Deciphex, in contrast to most digital pathology companies, is focused on non-clinical pathology, and its mission is to facilitate the complete digitization of this space and to contribute to the faster turnaround time of drug development. The means to achieve these goals are two software products: Patholytix preclinical and Patholytics AI.
One of the reasons that the world of toxicologic pathology was lagging behind the world of diagnostic pathology in the digitization efforts was the lack of solutions tailored to this market. Deciphex decided to address all the particularities and nuances of the toxicopathologic workflow through close industry collaborations and by bringing the users to the table during the product development process. This resulted in software that delivers nearly an analog user experience away from the microscope.
Non-clinical pathology may seem like a very niche market, but it is one with very high throughput, handling millions of glass slides every year. Accelerating the review of those slides can contribute to tremendous efficiency gains in the pharmaceutical industry.
Deciphex is tackling this challenge by enabling organizations to do digital pathology peer reviews of toxicopathologic studies. Pathology peer review is typically connected either with the travel of the peer review pathologists or with the shipment of the slides to them, both of which are time-consuming, costly, could result in glass slide damage and disrupt the normal pathology workflow. All this could be eliminated with a digital workflow, which is extremely desired especially during the COVID-19 pandemic. Digital peer review (and in the long term also digital primary review) can be enabled by the Patholytix preclinical software
Another area where Deciphex is focused on helping the pharma industry gain efficiency is artificial intelligence-based generalized abnormality detection in the whole slide images (WSI). This image analysis-based decision support system would flag abnormalities in the WSIs requiring a pathologist review without indicating a diagnosis.
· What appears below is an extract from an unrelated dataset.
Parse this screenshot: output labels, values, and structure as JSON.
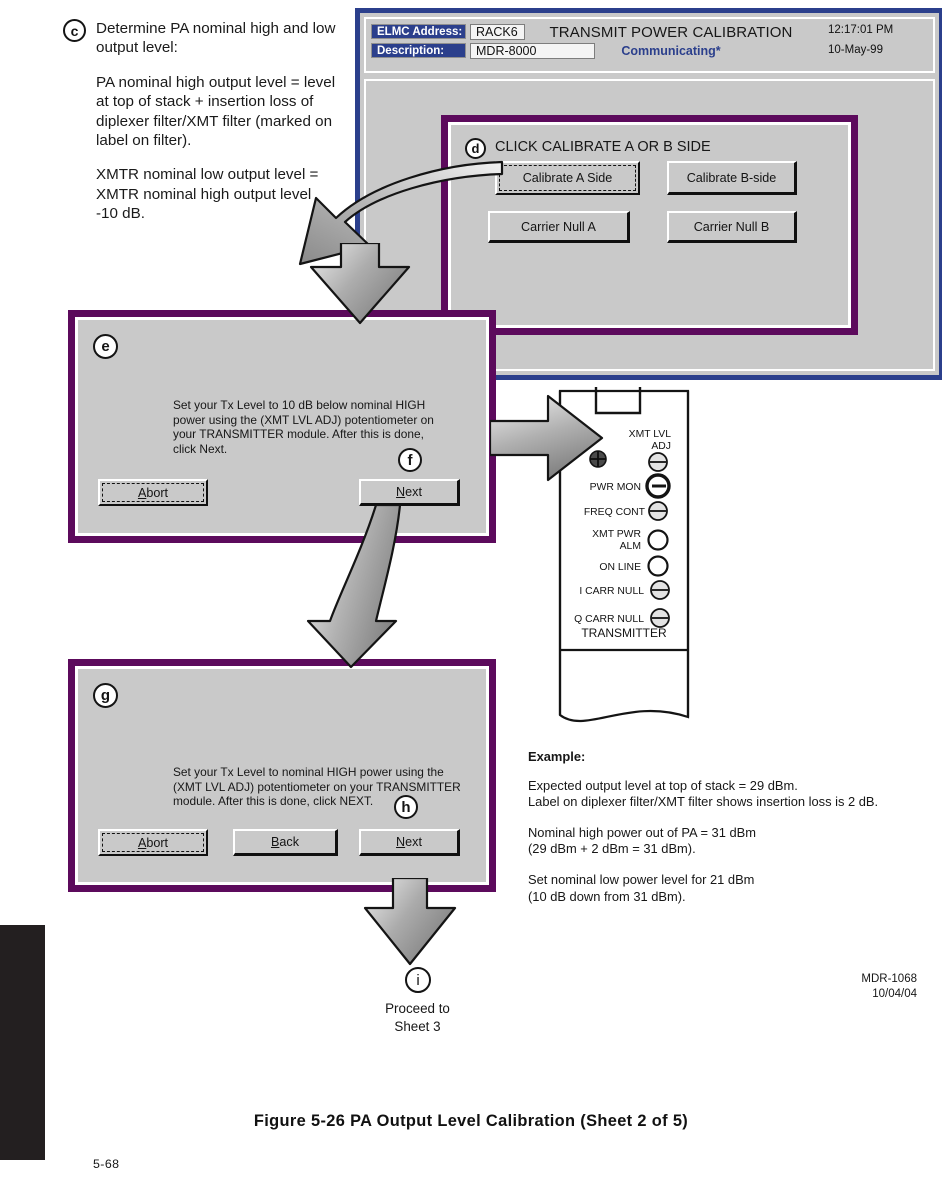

This would be of especially great benefit to toxicologic pathology in comparison to diagnostic pathology because most of the slides in a toxicopathologic study are normal. If the review of normal slides could be accelerated by reducing the number of normal slides requiring pathologists’ evaluation and allowing them to focus mostly on the abnormal ones the time necessary for study review would decrease tremendously. These improvements would be made possible by the Patholytics AI software as an addition to Patholytix preclinical.
To remain agile and responsive to the newest computer vision and digital pathology trends Deciphex products maintain an open framework allowing for experimenting with different current and future AI-models.